Assistimos, mais tarde, a uma mudança radical do paradigma educativo. Da noite para o
dia, foi decretado que a burrice matemática era uma patologia social a erradicar numa
sociedade mais justa. E atacou-se o monstro: mais anos de estudo, livros mais ilustrados
e mais tu cá tu lá entre os outorgantes do contrato pedagógico. Observou-se uma notável
redução dos níveis de stress por parte do corpo discente, acompanhado por uma
tendência inversa entre as hostes docentes. Porém, as vantagens adquiridas depressa se
eclipsaram no vermelho das pautas apesar dos trabalhadores terem substituído os
engenheiros nos enunciados dos problemas. Ainda houve quem adiantasse a hipótese do
nosso povo padecer desta fraqueza porque tinha o gene da matemática muito apertado
entre o gene do futebol e o gene do cozido à portuguesa mas, como na ocasião o
governo não precisava de desviar as atenções de escândalo nenhum, a teoria não fez
escola. A partir de então, a roda-viva das mudanças acelerou-se tanto que deixei de
tomar nota, a não ser dos resultados que continuam péssimos como antes. Ora, isto dá
que pensar e foi pensando que cheguei à conclusão que os nossos alunos são até mais
perspicazes que os seus pares gauleses ou teutónicos; mais atentos às realidades da vida,
bebendo no real e colhendo no palpável profundas lições de sabedoria.
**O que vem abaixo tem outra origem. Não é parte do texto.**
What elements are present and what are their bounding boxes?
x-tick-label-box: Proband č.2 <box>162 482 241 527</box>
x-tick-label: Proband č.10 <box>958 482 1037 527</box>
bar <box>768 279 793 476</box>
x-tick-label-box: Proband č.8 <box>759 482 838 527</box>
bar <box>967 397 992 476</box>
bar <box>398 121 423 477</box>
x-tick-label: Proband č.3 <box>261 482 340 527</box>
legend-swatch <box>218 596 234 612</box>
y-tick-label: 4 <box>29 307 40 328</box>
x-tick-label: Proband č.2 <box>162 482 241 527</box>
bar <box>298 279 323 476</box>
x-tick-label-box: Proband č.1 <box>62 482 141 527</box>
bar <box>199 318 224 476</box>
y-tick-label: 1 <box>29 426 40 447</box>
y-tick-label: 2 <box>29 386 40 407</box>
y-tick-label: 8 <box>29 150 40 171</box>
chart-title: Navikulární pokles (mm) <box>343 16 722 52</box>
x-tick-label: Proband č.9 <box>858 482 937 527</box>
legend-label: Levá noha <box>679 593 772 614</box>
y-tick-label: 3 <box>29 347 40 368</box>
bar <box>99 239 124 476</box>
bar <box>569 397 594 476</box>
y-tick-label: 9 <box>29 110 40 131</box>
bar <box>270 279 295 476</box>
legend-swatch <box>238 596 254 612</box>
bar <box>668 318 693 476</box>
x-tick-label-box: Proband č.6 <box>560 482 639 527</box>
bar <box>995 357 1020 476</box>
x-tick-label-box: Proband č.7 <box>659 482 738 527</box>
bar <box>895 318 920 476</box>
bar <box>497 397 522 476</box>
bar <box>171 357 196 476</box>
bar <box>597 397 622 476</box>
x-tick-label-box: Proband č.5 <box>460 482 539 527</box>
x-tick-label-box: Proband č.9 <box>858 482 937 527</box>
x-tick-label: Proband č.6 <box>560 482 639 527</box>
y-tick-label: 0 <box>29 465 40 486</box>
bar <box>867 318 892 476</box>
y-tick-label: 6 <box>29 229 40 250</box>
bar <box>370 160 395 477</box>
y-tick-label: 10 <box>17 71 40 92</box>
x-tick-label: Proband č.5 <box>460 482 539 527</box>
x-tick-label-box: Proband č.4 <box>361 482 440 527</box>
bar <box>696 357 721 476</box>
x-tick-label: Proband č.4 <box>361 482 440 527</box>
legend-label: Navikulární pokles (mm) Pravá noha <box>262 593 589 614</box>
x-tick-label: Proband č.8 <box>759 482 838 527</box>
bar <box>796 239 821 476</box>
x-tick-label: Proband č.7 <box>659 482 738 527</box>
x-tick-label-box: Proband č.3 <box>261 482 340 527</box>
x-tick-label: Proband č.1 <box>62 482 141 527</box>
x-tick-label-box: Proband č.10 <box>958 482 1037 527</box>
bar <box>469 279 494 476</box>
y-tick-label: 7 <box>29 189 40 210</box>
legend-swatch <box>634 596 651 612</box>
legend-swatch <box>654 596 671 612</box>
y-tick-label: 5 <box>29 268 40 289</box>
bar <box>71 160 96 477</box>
E assim quase
todos eles chegaram à conclusão fatal que, por cá, a matemática não faz falta e que
dominá-la, ao contrário do que se diz, não é investimento que pague. E porquê? Porque
os moços até sabem ler e ligar a televisão. E o que é que vêem, ouvem e lêem? Que
houve uma derrapagem de não sei quantos milhões numa obra de fachada qualquer e a
equipa responsável recebeu um louvor; que o défice real ultrapassou em anos-luz a
fasquia estabelecida pelo executivo e que os seus membros foram punidos com pingues
aumentos; que os números do desemprego são muito superiores aos que constam das
estatísticas oficiais e que os responsáveis pelo erro foram punidos com degredo para o
escalão acima; que o governador do banco central meteu a pata na poça e foi coagido a
receber uma reforma principesca; que o senhor ministro tal deixou um buraco no
orçamento maior que o buraco do ozono sendo por isso condenado a sentar-se em três
conselhos de administração e, por outro lado, que o pai e a mãe que ganham meia-dúzia
de euros pagam mais irs que um banco que ganha um balúrdio; que quando casar vai
comprar uma casa por cem mil euros e pagar por ela cento e cinquenta mil…E aí o
nosso jovem pensa: então neste país só quem erra as contas é que vai longe? E lá se vai
mais um potencial Gauss ou Poincaré…Alguém aí atira a primeira pedra?